Among the neglected artefacts left behind on the property where my clients relocated from the Bay Area to the Santa Ynez Valley was this carved white fountain. It was overgrown with weeds and had not seen water in a long time. The fountain was so heavy, the couple worried they would never be able to move it, until discovering it was in three pieces – still heavy, but doable. After a good cleanup, a pump was installed and the fountain was placed outside their living room, beneath a newly built pergola. The curves of the funky old fountain are the perfect relief to the straight lines above and behind, and the flowing water refreshes their senses throughout this wine country ranch home.
I bought this inexpensive Mexican fountain at one of my favorite stores in Santa Fe called Jackalope.

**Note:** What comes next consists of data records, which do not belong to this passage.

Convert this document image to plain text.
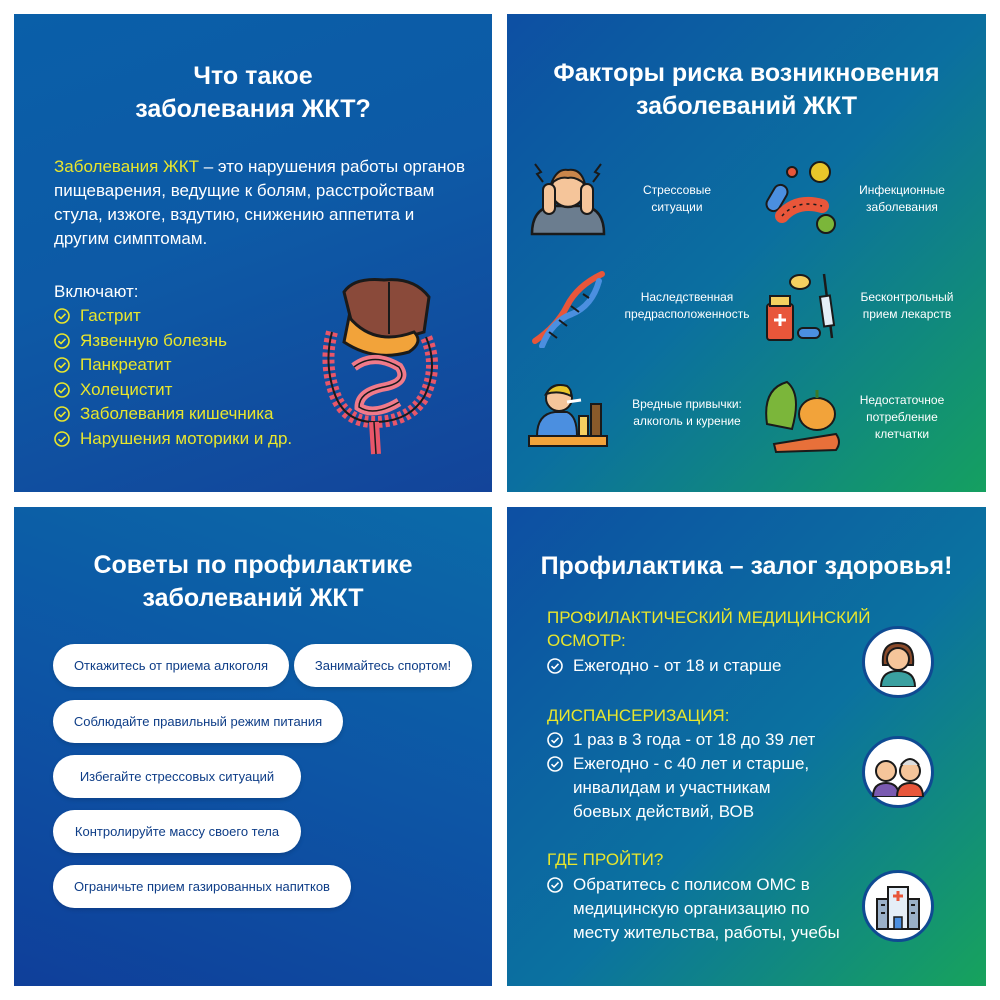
Что такое
заболевания ЖКТ?
Заболевания ЖКТ – это нарушения работы органов пищеварения, ведущие к болям, расстройствам стула, изжоге, вздутию, снижению аппетита и другим симптомам.
Включают:
Гастрит
Язвенную болезнь
Панкреатит
Холецистит
Заболевания кишечника
Нарушения моторики и др.
Факторы риска возникновения
заболеваний ЖКТ
Стрессовые ситуации
Инфекционные заболевания
Наследственная предрасположенность
Бесконтрольный прием лекарств
Вредные привычки: алкоголь и курение
Недостаточное потребление клетчатки
Советы по профилактике
заболеваний ЖКТ
Откажитесь от приема алкоголя	Занимайтесь спортом!
Соблюдайте правильный режим питания
Избегайте стрессовых ситуаций
Контролируйте массу своего тела
Ограничьте прием газированных напитков
Профилактика – залог здоровья!
ПРОФИЛАКТИЧЕСКИЙ МЕДИЦИНСКИЙ
ОСМОТР:
Ежегодно - от 18 и старше
ДИСПАНСЕРИЗАЦИЯ:
1 раз в 3 года - от 18 до 39 лет
Ежегодно - с 40 лет и старше, инвалидам и участникам боевых действий, ВОВ
ГДЕ ПРОЙТИ?
Обратитесь с полисом ОМС в медицинскую организацию по месту жительства, работы, учебы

Fountains need not cost a lot of money or take much space. They create wonderful focal points and mask unwanted sounds. Fountains can make a large space feel more intimate, and a small space more inviting. Best of all, they attract wildlife and human beings who have gathered around this essential element of water for centuries.
We may not be able to splash around in our country’s breathtaking oceans, lakes, rivers and streams this summer, but we can still experience the best of what water has to offer right at home. How creative can you be?